It contains no more than 36 atoms, including hydrogens.
It has no radical electrons.
RDKit does not produce any sanitization errors while processing it.
It can be parametrized with the OpenFF 2.0.0 force field.
A total of 10,584 molecules satisfied these requirements. For each one, a single PDB structure containing the ligand was selected. Every amino acid within 4 Å of the ligand was identified. Each amino acid was capped with ACE and NME groups. A conformation was generated by energy minimizing the ligand and a single amino acid together while applying harmonic restraints with force constant 1000 kJ/mol/nm2 to all heavy atoms in the ligand and amino acid. This produced a total of 194,174 conformations.
Solvated PubChem Molecules
This subset is designed to sample non-covalent ligand-water interactions. 1397 PubChem molecules were simulated in a 2.2 nm cubic box of water at 300K for 200 ps using the OpenFF 2.0.0 force field and TIP3P-FB17 water model. A conformation was saved every 20 ps consisting of the PubChem molecule and the 20 water molecules closest to it.
Water Clusters
To further improve the sampling of interactions in bulk water, 1000 conformations each consisting of 30 water molecules were generated. A 2 nm box of AMOEBA18 water molecules was simulated at 300K for 10 ns. Every 10 ps, the 30 water molecules closest to the center of the box were saved as a conformation.
Rerun Calculations from SPICE 1
A small fraction of the DFT calculations run for version 1 of SPICE were found to be poorly converged due to a bug in the version of Psi4 used to perform them. This led to inaccurate energies and very large forces. When creating the previous release, we excluded these calculations by applying a filter based on force magnitude. These calculations have been rerun as part of version 2, allowing them to be included.
Summary of SPICE 2 contents
In total SPICE 2 contains 2 million conformations. The content is summarized in Table 1. All calculations used the ωB97M-D3(BJ) DFT functional19,20 and def2-TZVPPD basis set.21,22 They were run with Psi423 version 1.8.1 or 1.8.2. The workflow for running calculations was managed with QCArchive.24
Table 1.
The overall content of the SPICE 2 dataset. Rows correspond to the subsets that make it up. Columns indicate 1) the number of distinct molecules or clusters in the subset, 2) the total number of conformations, 3) the minimum and maximum number of atoms of the molecules or clusters it contains, and 4) the list of elements found in the molecules it contains.

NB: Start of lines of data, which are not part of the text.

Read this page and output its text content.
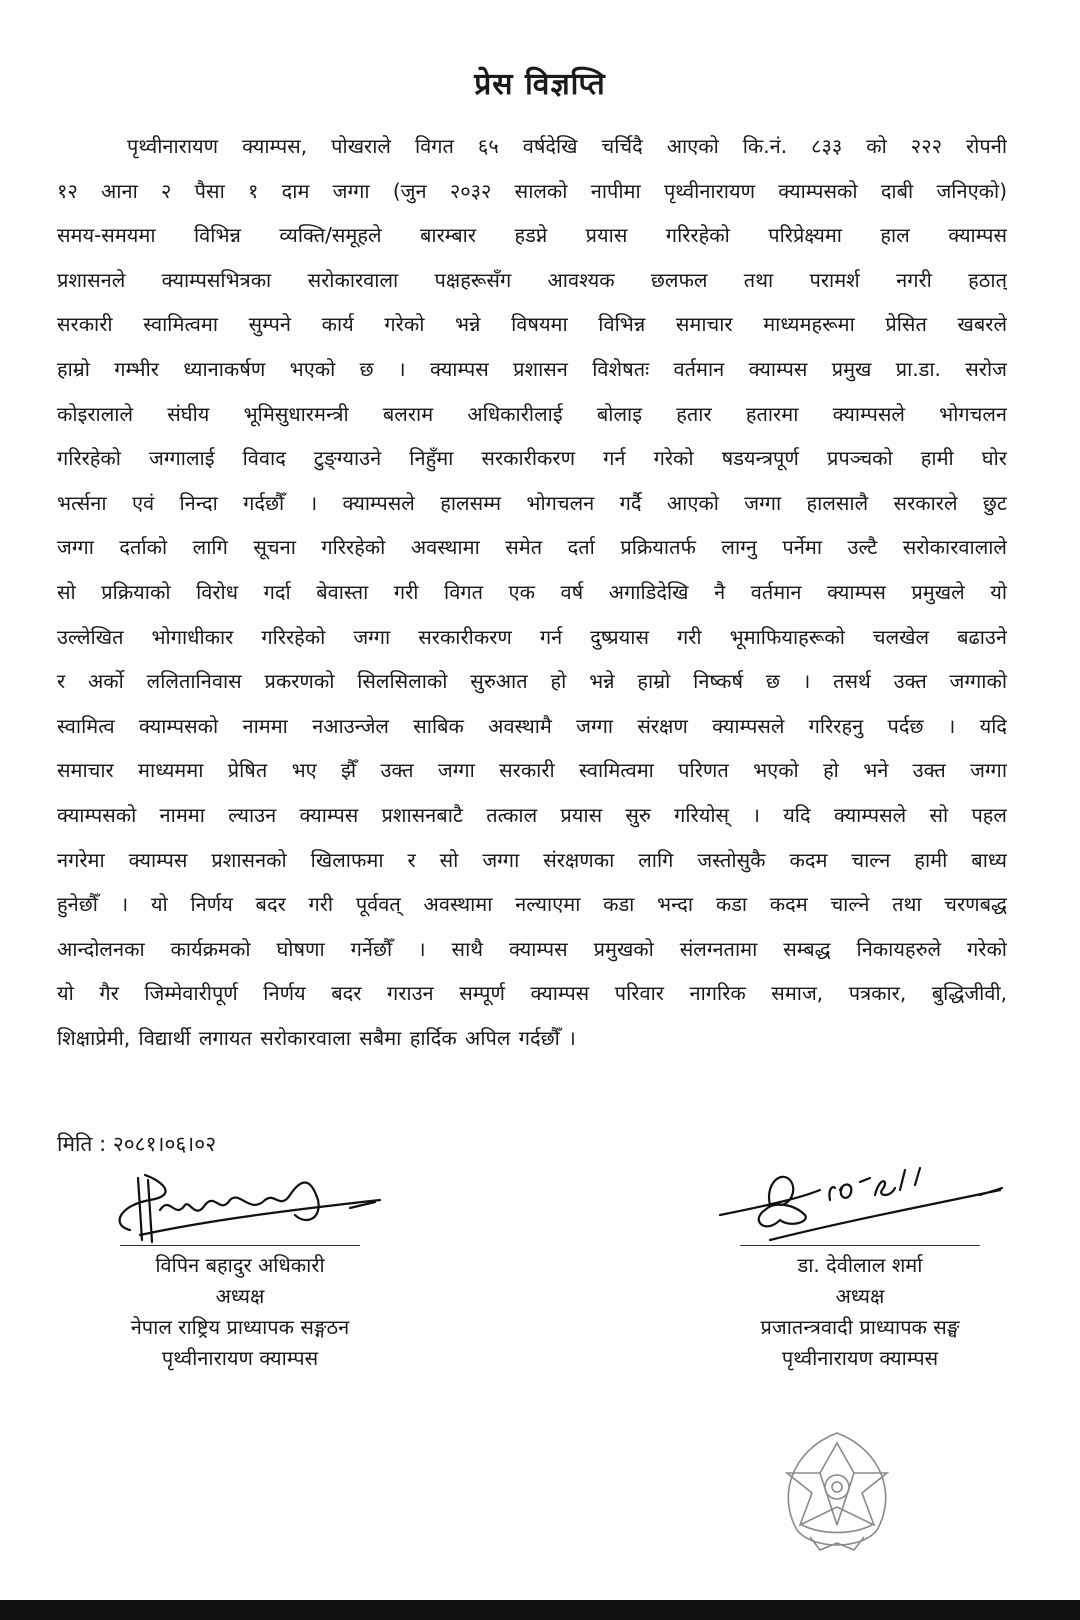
प्रेस विज्ञप्ति
पृथ्वीनारायण क्याम्पस, पोखराले विगत ६५ वर्षदेखि चर्चिदै आएको कि.नं. ८३३ को २२२ रोपनी
१२ आना २ पैसा १ दाम जग्गा (जुन २०३२ सालको नापीमा पृथ्वीनारायण क्याम्पसको दाबी जनिएको)
समय-समयमा विभिन्न व्यक्ति/समूहले बारम्बार हडप्ने प्रयास गरिरहेको परिप्रेक्ष्यमा हाल क्याम्पस
प्रशासनले क्याम्पसभित्रका सरोकारवाला पक्षहरूसँग आवश्यक छलफल तथा परामर्श नगरी हठात्
सरकारी स्वामित्वमा सुम्पने कार्य गरेको भन्ने विषयमा विभिन्न समाचार माध्यमहरूमा प्रेसित खबरले
हाम्रो गम्भीर ध्यानाकर्षण भएको छ । क्याम्पस प्रशासन विशेषतः वर्तमान क्याम्पस प्रमुख प्रा.डा. सरोज
कोइरालाले संघीय भूमिसुधारमन्त्री बलराम अधिकारीलाई बोलाइ हतार हतारमा क्याम्पसले भोगचलन
गरिरहेको जग्गालाई विवाद टुङ्ग्याउने निहुँमा सरकारीकरण गर्न गरेको षडयन्त्रपूर्ण प्रपञ्चको हामी घोर
भर्त्सना एवं निन्दा गर्दछौँ । क्याम्पसले हालसम्म भोगचलन गर्दै आएको जग्गा हालसालै सरकारले छुट
जग्गा दर्ताको लागि सूचना गरिरहेको अवस्थामा समेत दर्ता प्रक्रियातर्फ लाग्नु पर्नेमा उल्टै सरोकारवालाले
सो प्रक्रियाको विरोध गर्दा बेवास्ता गरी विगत एक वर्ष अगाडिदेखि नै वर्तमान क्याम्पस प्रमुखले यो
उल्लेखित भोगाधीकार गरिरहेको जग्गा सरकारीकरण गर्न दुष्प्रयास गरी भूमाफियाहरूको चलखेल बढाउने
र अर्को ललितानिवास प्रकरणको सिलसिलाको सुरुआत हो भन्ने हाम्रो निष्कर्ष छ । तसर्थ उक्त जग्गाको
स्वामित्व क्याम्पसको नाममा नआउन्जेल साबिक अवस्थामै जग्गा संरक्षण क्याम्पसले गरिरहनु पर्दछ । यदि
समाचार माध्यममा प्रेषित भए झैँ उक्त जग्गा सरकारी स्वामित्वमा परिणत भएको हो भने उक्त जग्गा
क्याम्पसको नाममा ल्याउन क्याम्पस प्रशासनबाटै तत्काल प्रयास सुरु गरियोस् । यदि क्याम्पसले सो पहल
नगरेमा क्याम्पस प्रशासनको खिलाफमा र सो जग्गा संरक्षणका लागि जस्तोसुकै कदम चाल्न हामी बाध्य
हुनेछौँ । यो निर्णय बदर गरी पूर्ववत् अवस्थामा नल्याएमा कडा भन्दा कडा कदम चाल्ने तथा चरणबद्ध
आन्दोलनका कार्यक्रमको घोषणा गर्नेछौँ । साथै क्याम्पस प्रमुखको संलग्नतामा सम्बद्ध निकायहरुले गरेको
यो गैर जिम्मेवारीपूर्ण निर्णय बदर गराउन सम्पूर्ण क्याम्पस परिवार नागरिक समाज, पत्रकार, बुद्धिजीवी,
शिक्षाप्रेमी, विद्यार्थी लगायत सरोकारवाला सबैमा हार्दिक अपिल गर्दछौँ ।
मिति : २०८१।०६।०२
विपिन बहादुर अधिकारी
अध्यक्ष
नेपाल राष्ट्रिय प्राध्यापक सङ्गठन
पृथ्वीनारायण क्याम्पस
डा. देवीलाल शर्मा
अध्यक्ष
प्रजातन्त्रवादी प्राध्यापक सङ्घ
पृथ्वीनारायण क्याम्पस
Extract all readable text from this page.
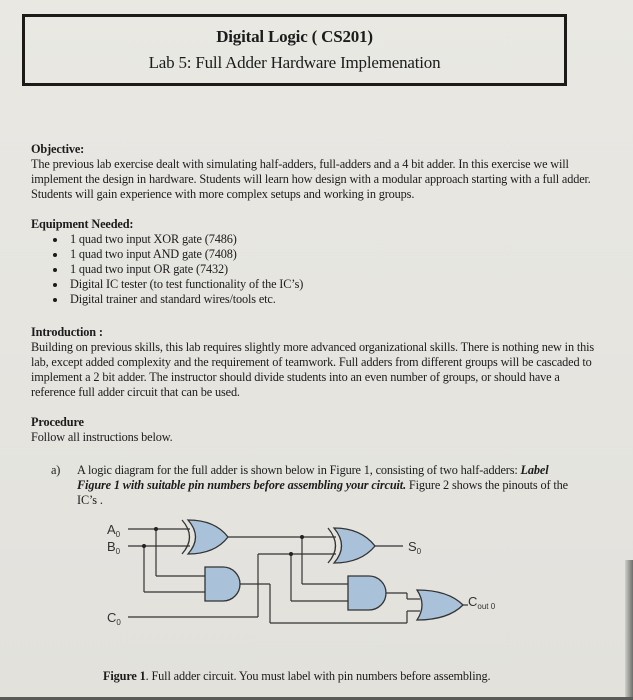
Digital Logic ( CS201)
Lab 5: Full Adder Hardware Implemenation
Objective:
The previous lab exercise dealt with simulating half-adders, full-adders and a 4 bit adder. In this exercise we will implement the design in hardware. Students will learn how design with a modular approach starting with a full adder. Students will gain experience with more complex setups and working in groups.
Equipment Needed:
1 quad two input XOR gate (7486)
1 quad two input AND gate (7408)
1 quad two input OR gate (7432)
Digital IC tester (to test functionality of the IC’s)
Digital trainer and standard wires/tools etc.
Introduction :
Building on previous skills, this lab requires slightly more advanced organizational skills. There is nothing new in this lab, except added complexity and the requirement of teamwork. Full adders from different groups will be cascaded to implement a 2 bit adder. The instructor should divide students into an even number of groups, or should have a reference full adder circuit that can be used.
Procedure
Follow all instructions below.
a)	A logic diagram for the full adder is shown below in Figure 1, consisting of two half-adders: Label Figure 1 with suitable pin numbers before assembling your circuit. Figure 2 shows the pinouts of the IC’s .
$A_0$
$B_0$
$C_0$
$S_0$
$C_{out 0}$
Figure 1. Full adder circuit. You must label with pin numbers before assembling.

| Subset | Molecules | Conformations | Atoms | Elements | 
|---|---|---|---|---|
| Dipeptides | 677 | 33,850 | 26–60 | H, C, N, O, S | 
| Solvated Amino Acids | 26 | 1300 | 79–96 | H, C, N, O, S | 
| DES370K Dimers | 3490 | 345,676 | 2–34 | H, Li, C, N, O, F, Na, Mg, P, S, Cl, K, Ca, Br, I | 
| DES370K Monomers | 374 | 18,700 | 3–22 | H, C, N, O, F, P, S, Cl, Br, I | 
| PubChem | 28,039 | 1,398,566 | 3–50 | H, B, C, N, O, F, Si, P, S, Cl, Br, I | 
| Solvated PubChem | 1397 | 13,934 | 63–110 | H, C, N, O, F, P, S, Cl, Br, I | 
| Amino Acid Ligand Pairs | 79,967 | 194,174 | 24–72 | H, C, N, O, F, P, S, Cl, Br, I | 
| Ion Pairs | 28 | 1426 | 2 | Li, F, Na, Cl, K, Br, I | 
| Water Clusters | 1 | 1000 | 90 | H, O | 
| Total | 113,999 | 2,008,628 | 2–110 | H, Li, B, C, N, O, F, Na, Mg, Si, P, S, Cl, K, Ca, Br, I | 
Models
A set of machine learning potentials was trained on the SPICE 2 dataset. The goal of the models is to simulate molecules that cover the full range of the training data: drug-like small molecules and peptides, including charged and polar molecules, in all conformations likely to be encountered in a room temperature molecular dynamics simulation. They are not intended to simulate chemical reactions. The SPICE dataset does not include conformations with partially formed bonds, and a model trained on it is unlikely to provide a realistic description of the process of forming or breaking bonds.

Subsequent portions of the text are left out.